Still the most populous country, but for how long . . . 

China’s National Bureau of Statistics has released the results of its seventh and once-a-decade census. The census covers the population of mainland China and excludes Hong Kong and Macau. It shows that the Chinese population increased by 5.38 per cent in 2020, reaching 1.41 billion, the lowest increase since China began collecting census data in 1953. The census also shows that China’s elderly population is increasing, with the number of people aged 60 and above jumping by 50 per cent compared to 10 years ago. The 15-to-59 age group, comprising most of the working population and representing about two-thirds of the total population, dropped by seven per cent. The urban population is also increasing, with 64 per cent of the population now living in urban centres, a 14 percentage-point increase since 2010.

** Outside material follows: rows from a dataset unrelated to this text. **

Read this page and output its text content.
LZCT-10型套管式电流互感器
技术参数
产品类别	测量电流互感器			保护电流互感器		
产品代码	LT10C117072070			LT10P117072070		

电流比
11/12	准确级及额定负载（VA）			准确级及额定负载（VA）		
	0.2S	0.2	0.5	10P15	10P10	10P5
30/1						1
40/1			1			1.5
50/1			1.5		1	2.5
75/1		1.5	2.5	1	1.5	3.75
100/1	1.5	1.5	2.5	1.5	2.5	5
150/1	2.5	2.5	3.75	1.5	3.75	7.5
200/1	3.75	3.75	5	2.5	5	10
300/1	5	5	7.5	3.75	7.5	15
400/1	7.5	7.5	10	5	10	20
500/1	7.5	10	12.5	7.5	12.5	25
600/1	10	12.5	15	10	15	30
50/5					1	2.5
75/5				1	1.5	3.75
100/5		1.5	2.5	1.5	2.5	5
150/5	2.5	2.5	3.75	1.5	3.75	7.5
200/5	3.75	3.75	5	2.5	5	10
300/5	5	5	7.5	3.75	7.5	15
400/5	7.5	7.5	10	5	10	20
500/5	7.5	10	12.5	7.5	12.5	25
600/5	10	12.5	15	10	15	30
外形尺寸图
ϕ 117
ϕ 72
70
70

Significant gender imbalance . . .

Another striking reveal from the census is China’s increasing gender imbalance and low birth rate. The one-child policy, implemented in 1978 to slow the population growth and subsequently relaxed in 2016, is believed to have led to a skewed population. According to the census, 111.3 boys were born for every 100 girls in 2020, with women making up only 48.76 per cent of the population. But the one-child policy doesn’t explain everything; experts also point to the decreasing birth rate in China, a phenomenon that started before the implementation of the restrictive policy to explain China’s flattening population growth. They argue for better family planning but warn that encouraging families to have more children will be more complicated than implementing birth limits.

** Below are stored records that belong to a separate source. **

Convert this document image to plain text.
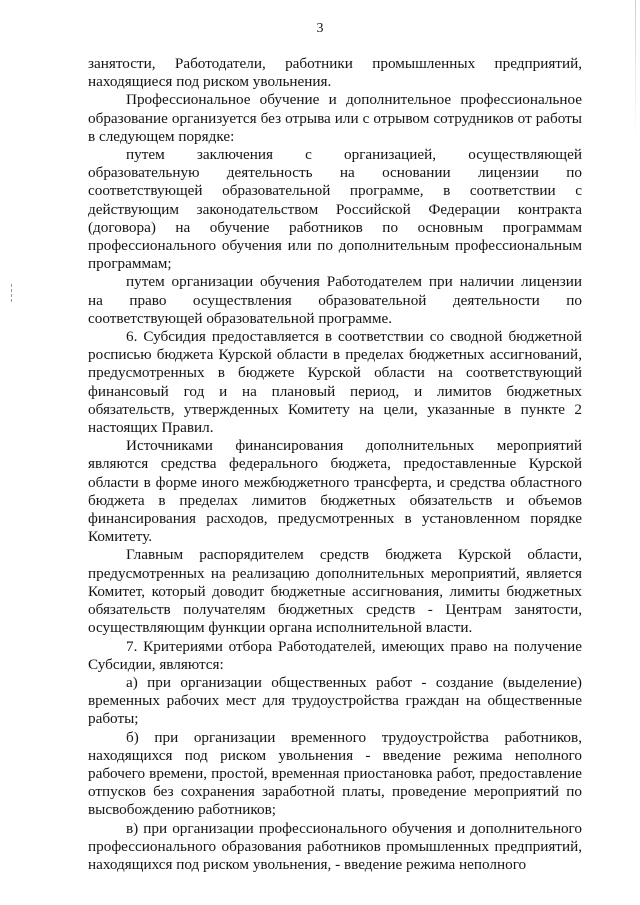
3

занятости, Работодатели, работники промышленных предприятий, находящиеся под риском увольнения.

Профессиональное обучение и дополнительное профессиональное образование организуется без отрыва или с отрывом сотрудников от работы в следующем порядке:

путем заключения с организацией, осуществляющей образовательную деятельность на основании лицензии по соответствующей образовательной программе, в соответствии с действующим законодательством Российской Федерации контракта (договора) на обучение работников по основным программам профессионального обучения или по дополнительным профессиональным программам;

путем организации обучения Работодателем при наличии лицензии на право осуществления образовательной деятельности по соответствующей образовательной программе.

6. Субсидия предоставляется в соответствии со сводной бюджетной росписью бюджета Курской области в пределах бюджетных ассигнований, предусмотренных в бюджете Курской области на соответствующий финансовый год и на плановый период, и лимитов бюджетных обязательств, утвержденных Комитету на цели, указанные в пункте 2 настоящих Правил.

Источниками финансирования дополнительных мероприятий являются средства федерального бюджета, предоставленные Курской области в форме иного межбюджетного трансферта, и средства областного бюджета в пределах лимитов бюджетных обязательств и объемов финансирования расходов, предусмотренных в установленном порядке Комитету.

Главным распорядителем средств бюджета Курской области, предусмотренных на реализацию дополнительных мероприятий, является Комитет, который доводит бюджетные ассигнования, лимиты бюджетных обязательств получателям бюджетных средств - Центрам занятости, осуществляющим функции органа исполнительной власти.

7. Критериями отбора Работодателей, имеющих право на получение Субсидии, являются:

а) при организации общественных работ - создание (выделение) временных рабочих мест для трудоустройства граждан на общественные работы;

б) при организации временного трудоустройства работников, находящихся под риском увольнения - введение режима неполного рабочего времени, простой, временная приостановка работ, предоставление отпусков без сохранения заработной платы, проведение мероприятий по высвобождению работников;

в) при организации профессионального обучения и дополнительного профессионального образования работников промышленных предприятий, находящихся под риском увольнения, - введение режима неполного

Has China’s population reached its peak?

Many factors are contributing to China’s relatively slower population growth, including fewer women of childbearing age, as well as couples opting to delay having children or not having them at all due to the high cost of raising kids. This is one of China’s biggest long-term, socio-economic challenges: keeping the economy growing while the population shrinks and ages. While Chinese authorities insist that transitioning from a low-end manufacturing economy to boosting automation and prioritizing digital and high-tech industries will help, Beijing says it will also implement measures to encourage childbirth. Chinese demographers indeed warn that, without an increase in the birth level, India will soon replace China as the most populous country in the world by 2023 or 2024.